Leveraging Text Signed Distance Function Map for Boundary-Aware Guidance in Scene Text Segmentation
Ho Jun Kim, Hak Gu Kim Immersive Reality & Intelligent Systems Lab
Scene text segmentation is to predict pixel-wise text regions from an image, enabling in-image text editing or removal. One of the primary challenges is to remove noises including non-text regions and predict intricate text boundaries. To deal with that, traditional approaches utilize a text detection or recognition module explicitly. However, they are likely to highlight noise around the text. Because they did not sufficiently consider the boundaries of text, they fail to accurately predict the fine details of text.
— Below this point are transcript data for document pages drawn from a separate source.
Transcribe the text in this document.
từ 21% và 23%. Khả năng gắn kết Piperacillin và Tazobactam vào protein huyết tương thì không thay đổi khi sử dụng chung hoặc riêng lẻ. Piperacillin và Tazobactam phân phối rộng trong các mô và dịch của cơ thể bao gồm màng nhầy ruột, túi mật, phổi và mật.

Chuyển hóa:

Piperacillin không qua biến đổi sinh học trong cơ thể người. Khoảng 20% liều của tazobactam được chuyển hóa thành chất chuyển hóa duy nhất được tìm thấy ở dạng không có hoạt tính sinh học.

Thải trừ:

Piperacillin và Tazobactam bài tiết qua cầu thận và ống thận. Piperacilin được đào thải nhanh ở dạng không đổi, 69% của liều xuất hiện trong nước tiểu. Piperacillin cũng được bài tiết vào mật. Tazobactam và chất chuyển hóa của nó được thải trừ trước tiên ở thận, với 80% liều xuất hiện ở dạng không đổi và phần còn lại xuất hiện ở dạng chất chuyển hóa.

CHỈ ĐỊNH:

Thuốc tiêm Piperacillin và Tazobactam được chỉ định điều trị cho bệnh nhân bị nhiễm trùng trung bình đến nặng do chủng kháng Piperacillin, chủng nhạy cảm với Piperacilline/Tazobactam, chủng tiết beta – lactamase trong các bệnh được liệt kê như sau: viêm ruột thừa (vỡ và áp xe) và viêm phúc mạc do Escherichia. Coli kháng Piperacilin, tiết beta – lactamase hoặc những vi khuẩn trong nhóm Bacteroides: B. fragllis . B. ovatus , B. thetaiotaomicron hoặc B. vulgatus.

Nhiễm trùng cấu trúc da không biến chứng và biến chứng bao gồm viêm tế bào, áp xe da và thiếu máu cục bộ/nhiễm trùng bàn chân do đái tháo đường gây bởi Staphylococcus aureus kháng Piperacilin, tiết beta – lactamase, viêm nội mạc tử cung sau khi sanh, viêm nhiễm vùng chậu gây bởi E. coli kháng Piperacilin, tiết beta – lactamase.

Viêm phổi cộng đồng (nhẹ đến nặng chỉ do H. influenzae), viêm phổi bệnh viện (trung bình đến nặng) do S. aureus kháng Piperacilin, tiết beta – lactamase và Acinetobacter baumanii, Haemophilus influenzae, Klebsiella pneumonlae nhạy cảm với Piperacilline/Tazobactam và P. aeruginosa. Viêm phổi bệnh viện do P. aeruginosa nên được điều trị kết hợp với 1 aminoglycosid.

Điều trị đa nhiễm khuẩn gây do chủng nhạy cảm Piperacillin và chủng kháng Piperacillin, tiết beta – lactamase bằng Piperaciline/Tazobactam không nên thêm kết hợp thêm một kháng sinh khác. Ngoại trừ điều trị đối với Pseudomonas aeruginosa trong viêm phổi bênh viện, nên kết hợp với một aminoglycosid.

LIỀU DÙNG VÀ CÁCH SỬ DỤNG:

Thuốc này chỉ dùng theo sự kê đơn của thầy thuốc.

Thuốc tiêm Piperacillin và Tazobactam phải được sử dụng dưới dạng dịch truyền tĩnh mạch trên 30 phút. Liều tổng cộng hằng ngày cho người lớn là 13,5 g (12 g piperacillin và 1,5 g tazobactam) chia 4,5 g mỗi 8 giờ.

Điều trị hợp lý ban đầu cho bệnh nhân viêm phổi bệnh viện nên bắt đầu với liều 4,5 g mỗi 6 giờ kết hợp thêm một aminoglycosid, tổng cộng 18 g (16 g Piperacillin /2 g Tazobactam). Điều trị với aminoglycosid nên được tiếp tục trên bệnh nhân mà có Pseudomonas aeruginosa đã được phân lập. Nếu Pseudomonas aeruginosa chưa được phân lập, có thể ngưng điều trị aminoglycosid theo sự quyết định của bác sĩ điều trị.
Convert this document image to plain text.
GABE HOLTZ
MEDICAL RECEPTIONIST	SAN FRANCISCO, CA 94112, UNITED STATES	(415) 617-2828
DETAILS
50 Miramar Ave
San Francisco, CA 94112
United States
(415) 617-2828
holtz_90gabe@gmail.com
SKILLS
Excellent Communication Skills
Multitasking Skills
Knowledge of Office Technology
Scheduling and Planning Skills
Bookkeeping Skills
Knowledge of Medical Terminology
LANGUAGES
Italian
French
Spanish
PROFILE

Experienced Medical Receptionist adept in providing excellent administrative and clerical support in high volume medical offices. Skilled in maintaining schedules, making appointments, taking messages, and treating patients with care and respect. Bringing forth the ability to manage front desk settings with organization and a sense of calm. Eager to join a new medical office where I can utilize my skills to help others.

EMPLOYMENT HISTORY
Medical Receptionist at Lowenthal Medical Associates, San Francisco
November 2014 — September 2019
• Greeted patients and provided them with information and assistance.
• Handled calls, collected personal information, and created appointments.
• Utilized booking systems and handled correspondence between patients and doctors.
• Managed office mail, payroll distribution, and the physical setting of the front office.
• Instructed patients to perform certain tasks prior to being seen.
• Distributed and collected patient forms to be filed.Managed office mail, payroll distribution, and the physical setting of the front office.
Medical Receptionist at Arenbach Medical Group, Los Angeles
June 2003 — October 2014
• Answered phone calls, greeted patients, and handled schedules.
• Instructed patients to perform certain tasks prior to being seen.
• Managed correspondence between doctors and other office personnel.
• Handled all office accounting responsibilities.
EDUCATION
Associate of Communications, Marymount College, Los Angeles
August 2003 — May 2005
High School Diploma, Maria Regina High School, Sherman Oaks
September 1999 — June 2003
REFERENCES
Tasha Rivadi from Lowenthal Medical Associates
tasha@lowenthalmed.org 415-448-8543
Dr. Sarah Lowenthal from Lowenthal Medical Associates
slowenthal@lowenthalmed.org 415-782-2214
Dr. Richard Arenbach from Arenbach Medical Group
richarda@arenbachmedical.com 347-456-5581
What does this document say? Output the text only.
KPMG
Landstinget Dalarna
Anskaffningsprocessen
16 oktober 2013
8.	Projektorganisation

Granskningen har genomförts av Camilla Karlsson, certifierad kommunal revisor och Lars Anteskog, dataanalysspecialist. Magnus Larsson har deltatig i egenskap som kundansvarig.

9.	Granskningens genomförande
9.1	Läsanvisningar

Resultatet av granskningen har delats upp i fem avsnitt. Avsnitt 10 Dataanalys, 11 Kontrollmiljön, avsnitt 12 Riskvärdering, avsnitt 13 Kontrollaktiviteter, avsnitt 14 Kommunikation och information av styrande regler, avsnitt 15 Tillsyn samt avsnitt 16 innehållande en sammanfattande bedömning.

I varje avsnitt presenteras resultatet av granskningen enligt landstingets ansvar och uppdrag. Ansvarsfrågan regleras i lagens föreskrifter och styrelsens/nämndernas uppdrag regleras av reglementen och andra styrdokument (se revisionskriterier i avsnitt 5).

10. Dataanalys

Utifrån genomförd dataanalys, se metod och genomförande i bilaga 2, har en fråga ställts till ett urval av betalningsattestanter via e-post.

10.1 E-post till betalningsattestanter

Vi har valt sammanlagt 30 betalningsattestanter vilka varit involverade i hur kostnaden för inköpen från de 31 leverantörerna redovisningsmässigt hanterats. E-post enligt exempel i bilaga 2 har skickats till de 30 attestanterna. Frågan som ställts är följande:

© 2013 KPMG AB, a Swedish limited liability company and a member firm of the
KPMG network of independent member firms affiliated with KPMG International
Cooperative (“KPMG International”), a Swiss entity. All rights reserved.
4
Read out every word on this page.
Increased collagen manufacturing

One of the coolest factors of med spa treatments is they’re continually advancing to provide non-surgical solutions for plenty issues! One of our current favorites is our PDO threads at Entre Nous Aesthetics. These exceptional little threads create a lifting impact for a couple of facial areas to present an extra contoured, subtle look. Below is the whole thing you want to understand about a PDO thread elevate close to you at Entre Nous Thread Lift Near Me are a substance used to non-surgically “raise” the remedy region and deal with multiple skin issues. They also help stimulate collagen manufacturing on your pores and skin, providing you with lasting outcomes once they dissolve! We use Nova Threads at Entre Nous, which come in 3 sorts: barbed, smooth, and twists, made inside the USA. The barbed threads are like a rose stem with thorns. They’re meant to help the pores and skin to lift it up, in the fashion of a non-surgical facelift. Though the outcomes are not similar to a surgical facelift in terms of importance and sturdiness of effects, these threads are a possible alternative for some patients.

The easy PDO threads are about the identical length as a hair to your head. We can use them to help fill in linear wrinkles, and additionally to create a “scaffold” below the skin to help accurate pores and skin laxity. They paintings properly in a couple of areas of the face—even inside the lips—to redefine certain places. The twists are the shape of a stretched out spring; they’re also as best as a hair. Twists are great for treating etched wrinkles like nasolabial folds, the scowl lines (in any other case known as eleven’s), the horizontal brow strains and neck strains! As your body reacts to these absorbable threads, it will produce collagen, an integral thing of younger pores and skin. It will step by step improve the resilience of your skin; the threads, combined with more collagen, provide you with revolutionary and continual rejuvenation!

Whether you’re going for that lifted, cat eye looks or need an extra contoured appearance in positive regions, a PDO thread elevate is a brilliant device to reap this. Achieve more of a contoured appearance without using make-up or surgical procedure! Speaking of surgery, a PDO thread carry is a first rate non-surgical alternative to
In this paper, we introduce leveraging text signed distance function (SDF) map, which encodes distance information from text boundaries, in scene text segmentation to explicitly provide text boundary information. By spatial cross attention mechanism, we encode the text-attended feature from the text SDF map. Then, both visual and text-attended features are utilized to decode the text segmentation map. Our approach not only mitigates confusion between text and complex backgrounds by eliminating false positives such as logos and texture blobs located far from the text, but also effectively captures fine details of complex text patterns by leveraging text boundary information. Extensive experiments demonstrate that leveraging text SDF map in scene text segmentation provides superior performances on various scene text segmentation datasets.